Burada, sistemi kontrol eden aktörlerin, sermaye kastının gücü, ideoloji- kültür üretiminde ve bunları yaymadaki kıyaslanamaz üstünlüğü elbette bir sebeptir. Ancak, tek sebep bu değil.

Tepkilerimiz kompartımanlara sıkışmış durumda. Zaman ve mekan ufku sınırlı ya da tekil sorunlara odaklanmış envai çeşit davanın peşinden sürüklenip gidiyoruz.

Oysa, eğer emperyalist-kapitalist sistemi kastediyorsak, iktisadi, politik, entellektüel boyut içeren ve bunları belli bir tutarlılık içinde birbirine bağlayan bir modelden, paradigmadan bahsediyoruzdur aynı zamanda.

Canlı bir paradigma üstelik, şartlara uyum kapasitesi hiç küçümsenemez. Tarihsel seyrüseferi boyunca kapitalizmin dinamizmine tanık olduk. İç evrimine, tarihsel koşulların önüne çıkardığı problemlere doğru yanlış, iyi veya kötü bulsanız da bir biçimde yanıt veren ardışık nüanslarına...

Her daim sömürüyü içermesine rağmen ve üstelik, bugün geldiğimiz noktada insanlığı mahvoluşa sürükleyecek ölümcül donukluk haline koşar adım gitmesine rağmen hala bir paradigmadır kapitalizm. İç tutarlılığa, kendine göre rasyonaliteye sahip bir yaşam formu...

Ve, strateji karşısında salt taktiklerle başarıya ulaşmak nasıl mümkün değilse, paradigmaya karşı paradigmadan yoksun mücadele yürütemezsiniz. Daha doğrusu, yürütürsünüz ama sonuç alamazsınız.

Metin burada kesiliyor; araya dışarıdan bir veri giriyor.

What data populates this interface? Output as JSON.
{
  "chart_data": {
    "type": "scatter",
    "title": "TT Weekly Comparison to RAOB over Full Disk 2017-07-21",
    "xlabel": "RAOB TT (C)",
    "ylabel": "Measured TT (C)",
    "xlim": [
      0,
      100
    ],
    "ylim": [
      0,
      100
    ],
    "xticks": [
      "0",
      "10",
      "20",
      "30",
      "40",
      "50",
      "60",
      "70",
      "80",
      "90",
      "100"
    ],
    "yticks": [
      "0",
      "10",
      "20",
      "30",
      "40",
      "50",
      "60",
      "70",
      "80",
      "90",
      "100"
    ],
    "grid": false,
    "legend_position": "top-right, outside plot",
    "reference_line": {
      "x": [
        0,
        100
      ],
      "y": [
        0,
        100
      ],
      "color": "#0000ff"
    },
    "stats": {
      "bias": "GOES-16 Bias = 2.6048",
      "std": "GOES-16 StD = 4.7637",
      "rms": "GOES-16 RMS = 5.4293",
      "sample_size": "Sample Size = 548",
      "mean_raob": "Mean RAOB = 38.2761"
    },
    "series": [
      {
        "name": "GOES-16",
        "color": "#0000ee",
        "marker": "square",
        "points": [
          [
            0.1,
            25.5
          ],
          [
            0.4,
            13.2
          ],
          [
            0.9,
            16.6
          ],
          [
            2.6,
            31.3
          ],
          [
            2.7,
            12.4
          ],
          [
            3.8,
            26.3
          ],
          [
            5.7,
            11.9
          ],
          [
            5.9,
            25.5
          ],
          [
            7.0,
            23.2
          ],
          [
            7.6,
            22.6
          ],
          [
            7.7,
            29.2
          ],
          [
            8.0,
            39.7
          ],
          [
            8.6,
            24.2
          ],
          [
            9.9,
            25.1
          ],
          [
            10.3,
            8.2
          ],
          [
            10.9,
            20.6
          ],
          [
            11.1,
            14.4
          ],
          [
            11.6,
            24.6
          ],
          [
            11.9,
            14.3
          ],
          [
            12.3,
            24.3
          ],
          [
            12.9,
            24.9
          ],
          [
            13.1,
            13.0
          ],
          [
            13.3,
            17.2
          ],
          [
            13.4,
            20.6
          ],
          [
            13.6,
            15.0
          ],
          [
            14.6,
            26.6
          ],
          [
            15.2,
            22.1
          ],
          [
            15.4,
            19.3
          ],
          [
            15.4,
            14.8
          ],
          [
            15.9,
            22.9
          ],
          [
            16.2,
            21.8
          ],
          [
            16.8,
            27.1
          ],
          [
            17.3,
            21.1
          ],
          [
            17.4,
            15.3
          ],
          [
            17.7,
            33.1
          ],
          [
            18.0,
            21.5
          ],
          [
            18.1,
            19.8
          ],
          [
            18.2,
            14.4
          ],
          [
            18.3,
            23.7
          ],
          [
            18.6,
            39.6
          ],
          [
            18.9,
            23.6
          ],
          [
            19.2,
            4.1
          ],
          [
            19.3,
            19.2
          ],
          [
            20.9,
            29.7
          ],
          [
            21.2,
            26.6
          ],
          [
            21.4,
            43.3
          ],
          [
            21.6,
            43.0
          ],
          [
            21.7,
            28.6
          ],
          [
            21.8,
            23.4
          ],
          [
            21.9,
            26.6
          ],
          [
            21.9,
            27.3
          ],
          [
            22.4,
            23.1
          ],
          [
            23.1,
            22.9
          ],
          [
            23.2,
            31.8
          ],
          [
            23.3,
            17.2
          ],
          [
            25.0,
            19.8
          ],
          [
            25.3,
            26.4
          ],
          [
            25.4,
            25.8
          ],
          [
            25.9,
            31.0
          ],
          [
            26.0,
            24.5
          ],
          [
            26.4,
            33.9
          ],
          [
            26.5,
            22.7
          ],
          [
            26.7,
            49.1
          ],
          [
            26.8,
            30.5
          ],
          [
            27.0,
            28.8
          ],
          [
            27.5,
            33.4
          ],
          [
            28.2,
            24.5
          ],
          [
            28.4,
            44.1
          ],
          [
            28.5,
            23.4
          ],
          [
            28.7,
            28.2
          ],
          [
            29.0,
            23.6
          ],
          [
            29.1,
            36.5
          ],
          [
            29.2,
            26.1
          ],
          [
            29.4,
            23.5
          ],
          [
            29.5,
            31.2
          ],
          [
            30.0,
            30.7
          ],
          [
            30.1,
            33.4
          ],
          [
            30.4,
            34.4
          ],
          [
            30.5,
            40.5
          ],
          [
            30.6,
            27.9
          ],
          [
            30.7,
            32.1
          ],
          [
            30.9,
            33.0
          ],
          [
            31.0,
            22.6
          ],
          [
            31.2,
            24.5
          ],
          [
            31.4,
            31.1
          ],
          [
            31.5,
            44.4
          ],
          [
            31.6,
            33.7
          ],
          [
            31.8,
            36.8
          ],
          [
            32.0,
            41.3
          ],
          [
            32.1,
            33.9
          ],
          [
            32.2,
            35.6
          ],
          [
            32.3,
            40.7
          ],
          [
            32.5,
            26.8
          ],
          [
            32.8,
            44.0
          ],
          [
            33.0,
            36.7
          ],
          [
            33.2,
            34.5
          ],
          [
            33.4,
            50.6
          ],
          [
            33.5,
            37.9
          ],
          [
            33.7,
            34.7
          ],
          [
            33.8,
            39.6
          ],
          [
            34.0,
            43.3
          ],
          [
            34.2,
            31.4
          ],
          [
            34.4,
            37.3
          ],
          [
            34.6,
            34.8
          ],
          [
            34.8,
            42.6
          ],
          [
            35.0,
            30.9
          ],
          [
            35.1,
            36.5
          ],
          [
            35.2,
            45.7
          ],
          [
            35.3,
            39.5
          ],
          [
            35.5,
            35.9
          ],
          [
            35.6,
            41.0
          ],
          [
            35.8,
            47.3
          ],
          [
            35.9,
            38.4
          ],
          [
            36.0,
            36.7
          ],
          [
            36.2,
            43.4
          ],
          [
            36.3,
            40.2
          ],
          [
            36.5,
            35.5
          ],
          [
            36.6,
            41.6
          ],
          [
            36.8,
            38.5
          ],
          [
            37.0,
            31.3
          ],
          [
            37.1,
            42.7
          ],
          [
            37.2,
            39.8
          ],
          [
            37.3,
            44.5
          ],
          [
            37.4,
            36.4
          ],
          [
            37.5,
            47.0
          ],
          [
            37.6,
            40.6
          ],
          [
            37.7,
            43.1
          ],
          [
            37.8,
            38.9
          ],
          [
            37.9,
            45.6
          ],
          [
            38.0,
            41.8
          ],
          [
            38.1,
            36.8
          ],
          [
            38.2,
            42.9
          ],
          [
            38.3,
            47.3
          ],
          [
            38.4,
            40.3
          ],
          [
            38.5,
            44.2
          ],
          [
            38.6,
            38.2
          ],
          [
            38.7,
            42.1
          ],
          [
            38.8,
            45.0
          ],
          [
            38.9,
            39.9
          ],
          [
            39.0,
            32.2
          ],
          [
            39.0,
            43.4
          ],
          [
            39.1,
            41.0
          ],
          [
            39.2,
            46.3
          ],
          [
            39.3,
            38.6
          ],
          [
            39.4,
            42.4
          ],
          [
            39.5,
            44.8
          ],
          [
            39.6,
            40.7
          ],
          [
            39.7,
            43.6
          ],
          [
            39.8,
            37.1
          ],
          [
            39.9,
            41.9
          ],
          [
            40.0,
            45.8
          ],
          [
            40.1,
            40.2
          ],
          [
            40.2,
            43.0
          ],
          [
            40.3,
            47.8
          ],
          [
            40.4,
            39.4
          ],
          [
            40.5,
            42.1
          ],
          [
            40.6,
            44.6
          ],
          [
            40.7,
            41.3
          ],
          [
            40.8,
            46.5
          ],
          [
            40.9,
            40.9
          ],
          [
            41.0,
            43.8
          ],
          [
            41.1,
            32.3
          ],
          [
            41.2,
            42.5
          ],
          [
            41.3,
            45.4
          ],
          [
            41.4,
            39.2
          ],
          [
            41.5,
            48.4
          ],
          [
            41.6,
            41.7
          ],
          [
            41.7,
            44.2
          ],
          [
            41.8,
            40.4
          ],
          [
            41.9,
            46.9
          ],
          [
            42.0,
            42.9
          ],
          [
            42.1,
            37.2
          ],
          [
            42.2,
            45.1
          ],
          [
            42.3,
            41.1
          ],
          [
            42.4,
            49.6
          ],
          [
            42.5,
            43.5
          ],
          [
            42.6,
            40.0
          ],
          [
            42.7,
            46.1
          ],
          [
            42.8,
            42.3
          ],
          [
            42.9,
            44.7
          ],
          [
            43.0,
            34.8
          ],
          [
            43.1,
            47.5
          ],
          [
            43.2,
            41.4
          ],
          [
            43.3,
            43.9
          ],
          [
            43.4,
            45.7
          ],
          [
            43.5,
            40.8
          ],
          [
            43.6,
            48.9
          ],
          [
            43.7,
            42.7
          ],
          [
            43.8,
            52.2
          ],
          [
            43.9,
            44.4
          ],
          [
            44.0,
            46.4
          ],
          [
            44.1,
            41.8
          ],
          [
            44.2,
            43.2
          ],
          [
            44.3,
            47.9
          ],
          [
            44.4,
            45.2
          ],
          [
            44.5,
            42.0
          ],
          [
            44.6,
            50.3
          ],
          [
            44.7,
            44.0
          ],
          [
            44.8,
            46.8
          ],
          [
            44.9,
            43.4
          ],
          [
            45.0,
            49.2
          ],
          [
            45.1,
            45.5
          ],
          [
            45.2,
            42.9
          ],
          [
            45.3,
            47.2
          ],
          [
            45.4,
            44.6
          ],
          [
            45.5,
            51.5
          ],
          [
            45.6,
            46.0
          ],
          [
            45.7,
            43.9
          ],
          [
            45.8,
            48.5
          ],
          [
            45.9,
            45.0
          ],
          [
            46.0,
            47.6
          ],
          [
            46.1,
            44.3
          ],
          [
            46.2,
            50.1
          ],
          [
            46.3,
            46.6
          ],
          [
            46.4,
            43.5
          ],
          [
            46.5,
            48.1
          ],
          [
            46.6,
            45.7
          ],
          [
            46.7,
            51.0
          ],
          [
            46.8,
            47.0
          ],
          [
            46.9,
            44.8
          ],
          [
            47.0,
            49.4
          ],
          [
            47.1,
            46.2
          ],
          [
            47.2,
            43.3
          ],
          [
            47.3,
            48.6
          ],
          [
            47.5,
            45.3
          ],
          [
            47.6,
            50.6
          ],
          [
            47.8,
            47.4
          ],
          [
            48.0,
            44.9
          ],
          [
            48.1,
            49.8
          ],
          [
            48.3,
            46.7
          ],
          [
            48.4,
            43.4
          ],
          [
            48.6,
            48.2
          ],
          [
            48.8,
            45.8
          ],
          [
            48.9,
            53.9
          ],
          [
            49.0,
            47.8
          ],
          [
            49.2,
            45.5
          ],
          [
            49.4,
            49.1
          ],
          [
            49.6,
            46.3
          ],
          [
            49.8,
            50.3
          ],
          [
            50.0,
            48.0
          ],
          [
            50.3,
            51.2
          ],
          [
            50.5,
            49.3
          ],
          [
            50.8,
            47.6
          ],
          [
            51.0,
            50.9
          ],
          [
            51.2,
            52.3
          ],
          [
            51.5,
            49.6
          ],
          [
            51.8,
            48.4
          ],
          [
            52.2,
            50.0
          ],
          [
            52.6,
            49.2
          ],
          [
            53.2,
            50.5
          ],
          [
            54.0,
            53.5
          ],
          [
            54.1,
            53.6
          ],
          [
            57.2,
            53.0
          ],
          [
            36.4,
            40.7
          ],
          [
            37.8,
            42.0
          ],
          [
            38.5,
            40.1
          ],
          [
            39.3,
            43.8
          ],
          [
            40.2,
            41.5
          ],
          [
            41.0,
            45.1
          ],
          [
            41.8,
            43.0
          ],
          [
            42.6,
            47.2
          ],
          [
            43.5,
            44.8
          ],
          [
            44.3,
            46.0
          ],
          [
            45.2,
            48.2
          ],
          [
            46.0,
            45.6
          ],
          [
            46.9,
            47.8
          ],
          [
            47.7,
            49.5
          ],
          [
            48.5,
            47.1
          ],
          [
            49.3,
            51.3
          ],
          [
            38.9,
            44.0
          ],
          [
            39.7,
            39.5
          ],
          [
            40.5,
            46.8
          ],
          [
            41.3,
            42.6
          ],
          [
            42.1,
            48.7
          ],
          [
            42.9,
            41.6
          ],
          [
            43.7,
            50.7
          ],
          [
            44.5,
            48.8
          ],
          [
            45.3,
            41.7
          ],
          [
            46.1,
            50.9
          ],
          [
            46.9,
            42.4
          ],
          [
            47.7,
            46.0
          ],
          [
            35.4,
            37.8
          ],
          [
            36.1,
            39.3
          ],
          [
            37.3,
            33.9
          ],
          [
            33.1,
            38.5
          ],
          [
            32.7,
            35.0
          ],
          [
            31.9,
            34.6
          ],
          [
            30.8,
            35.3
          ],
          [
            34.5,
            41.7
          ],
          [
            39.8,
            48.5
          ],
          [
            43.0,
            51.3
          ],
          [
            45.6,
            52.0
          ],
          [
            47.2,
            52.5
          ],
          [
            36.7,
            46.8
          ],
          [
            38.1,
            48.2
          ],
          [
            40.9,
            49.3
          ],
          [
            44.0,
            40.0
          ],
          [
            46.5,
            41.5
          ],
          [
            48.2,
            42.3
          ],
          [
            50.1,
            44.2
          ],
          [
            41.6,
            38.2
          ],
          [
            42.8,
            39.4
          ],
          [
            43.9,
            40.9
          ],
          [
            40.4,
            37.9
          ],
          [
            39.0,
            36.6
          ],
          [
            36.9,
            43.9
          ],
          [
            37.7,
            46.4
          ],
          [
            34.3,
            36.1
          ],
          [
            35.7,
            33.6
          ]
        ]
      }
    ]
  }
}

PARADİGMAYA KARŞI PARADİGMA...

Böylece sistem karşısındaki temel eksiğimize gelmiş bulunuyoruz: paradigmadan yoksunluk.

Kabul edelim, sosyalizmin yaşadığı irtifa kaybı, alternatif paradigmanın gözden düşüşü sosyalist olsun olmasın bütün toplumsal mücadeleleri güdük bıraktı.

Sosyalizmin, karmaşık iktisadi, toplumsal meseleleri emek- sermaye çelişkisinin tartısına vurarak anlamlandıran ve böylece, günlük yaşamın kaotik yapısı içinde alakasız, bağlantısız gibi duran olguları birbirine bağlayarak tutarlı bir bütün oluşturan söylemi yalnızca sosyalistlere üstünlük sağlamamış, emperyalist-kapitalist sisteme karşı diğer bütün tepkileri etkileyerek, kavramsal açıdan besleyerek onlara da muazzam dinamizm kazandırmıştı.

Halihazırda böyle bir etkiden söz edilemez Tersine, özellikle cari sosyalist rejimlerin (eskiden bunlara reel sosyalist rejimler derdik) çöküşe geçmesiyle birlikte yaşanan travma sonucu paradigma bizzat takipçilerinin zihninde çözülmeye uğradı.

Paradigmanın temel kavramları; artı değer, meta, emek-sermaye çelişkisi, emperyalizm vb. belleklerde unutulmaya terk edilirken, "özgürlük ve demokrasi", etnik, kültürel haklar, kadın hakları, insan hakları, çevrecilik vb. konular ve kavramlar hem paradigmadan hem de birbirlerinden soyutlanarak kavrayışımızın ve pratiğimizin merkezine oturdu.

Sonrası kendiliğinden geldi: Eleştirisini sistemin özüne dokunmayan konularla sınırlamış, kitlendiği spesifik konu dışında dünyaya gözü kapalı, çözümünü aradığı sorunun sistemle bağlantısını kuramayan hatta bundan özellikle kaçınan kişi, grup ve akımlar dünya genelinde öne çıkarak toplumsal mücadeleleri domine etmeye başladılar.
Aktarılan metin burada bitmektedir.